Beweislast sollte einfacher werden

 
Der Patientenbeauftragte und Pflegebevollmächtigte der Bundesregierung, Karl-Josef Laumann (CDU), möchte, dass Patienten einen Schaden, der durch eine Behandlung entstanden ist, künftig einfacher nachweisen können.
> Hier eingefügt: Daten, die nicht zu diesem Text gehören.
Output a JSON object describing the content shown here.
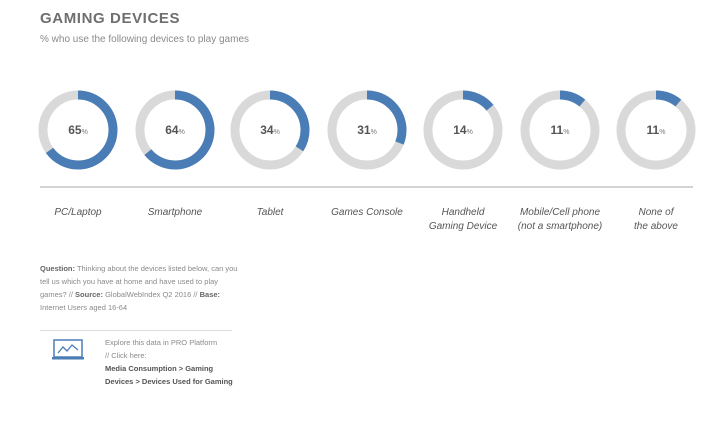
{
  "header": {
    "title": "GAMING DEVICES",
    "subtitle": "% who use the following devices to play games"
  },
  "colors": {
    "accent": "#4a7db5",
    "track": "#d9d9d9"
  },
  "chart_data": {
    "type": "donut",
    "unit": "%",
    "categories": [
      "PC/Laptop",
      "Smartphone",
      "Tablet",
      "Games Console",
      "Handheld Gaming Device",
      "Mobile/Cell phone (not a smartphone)",
      "None of the above"
    ],
    "category_lines": [
      [
        "PC/Laptop"
      ],
      [
        "Smartphone"
      ],
      [
        "Tablet"
      ],
      [
        "Games Console"
      ],
      [
        "Handheld",
        "Gaming Device"
      ],
      [
        "Mobile/Cell phone",
        "(not a smartphone)"
      ],
      [
        "None of",
        "the above"
      ]
    ],
    "values": [
      65,
      64,
      34,
      31,
      14,
      11,
      11
    ],
    "max": 100
  },
  "footnote": {
    "question_label": "Question:",
    "question_text": "Thinking about the devices listed below, can you tell us which you have at home and have used to play games?",
    "sep1": "//",
    "source_label": "Source:",
    "source_text": "GlobalWebIndex Q2 2016",
    "sep2": "//",
    "base_label": "Base:",
    "base_text": "Internet Users aged 16-64"
  },
  "explore": {
    "icon": "chart-screen-icon",
    "line1": "Explore this data in PRO Platform",
    "line2": "// Click here:",
    "path": "Media Consumption > Gaming Devices > Devices Used for Gaming"
  }
}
Staatssekretär Karl-Josef Laumann, Pflegebeauftragter der Bundesregierung (© pag, Maybaum)
Bisher müssten Patienten nachweisen, dass der Behandlungsfehler zweifelsfrei Ursache für einen erlittenen Schaden war, erläutert er bei der Bilanz seiner dreijährigen Tätigkeit in Berlin. Das sei in der Praxis sehr schwierig, manchmal sogar unmöglich. „Deshalb muss es künftig ausreichen, wenn der Zusammenhang zwischen Behandlungsfehler und Schaden überwiegend wahrscheinlich ist“, sagt der Patientenbeaufragte. Außerdem sollten die Krankenkassen Patienten bei dem Nachweis eines Behandlungsfehlers stärker unterstützen. „Bisher heißt es gesetzlich, dass sie das sollen. Ich halte es für richtig, daraus eine Muss-Regelung zu machen“, so Laumann weiter.

Recht auf eigene Akte

Darüber hinaus spricht sich der CDU-Politiker dafür aus, dass Patienten jederzeit auf ihre eigenen Behandlungsdaten zugreifen können. Die Digitalisierung im Gesundheitswesen müsse das ermöglichen. Das Recht darauf sei im Patientenrechtegesetz festgeschrieben, doch in der Realität stießen Patienten immer wieder auf Hindernisse. „Es kann nicht sein, dass mündige Bürger nur unter Beaufsichtigung durch den Arzt Einsicht in ihre eigenen Daten nehmen können. Sie müssen – ähnlich wie beim Online-Banking – immer und überall, aber natürlich sicher auf ihre Behandlungsdaten selbst zugreifen können.“

IGeL: unabhängiges Institut soll Leistungen bewerten

Ein Dauerbrenner sind aus Sicht des Patientenbeauftragten die Individuellen Gesundheitsleistungen (IGeL). Immer wieder werde er darauf angesprochen, dass manche Ärzte nur Termine vergeben, wenn die Patienten IGeL in Anspruch nähmen. „Das geht nicht“, betont Laumann. Er fordert, dass das Institut für Qualität und Wirtschaftlichkeit im Gesundheitswesen (IQWiG) diese Selbstzahlerleistungen überprüft und bewertet. Zudem sollten Ärzte verpflichtet werden, im Wartezimmer neutrale Informationen über Nutzen und Risiken der angebotenen IGeL auszulegen.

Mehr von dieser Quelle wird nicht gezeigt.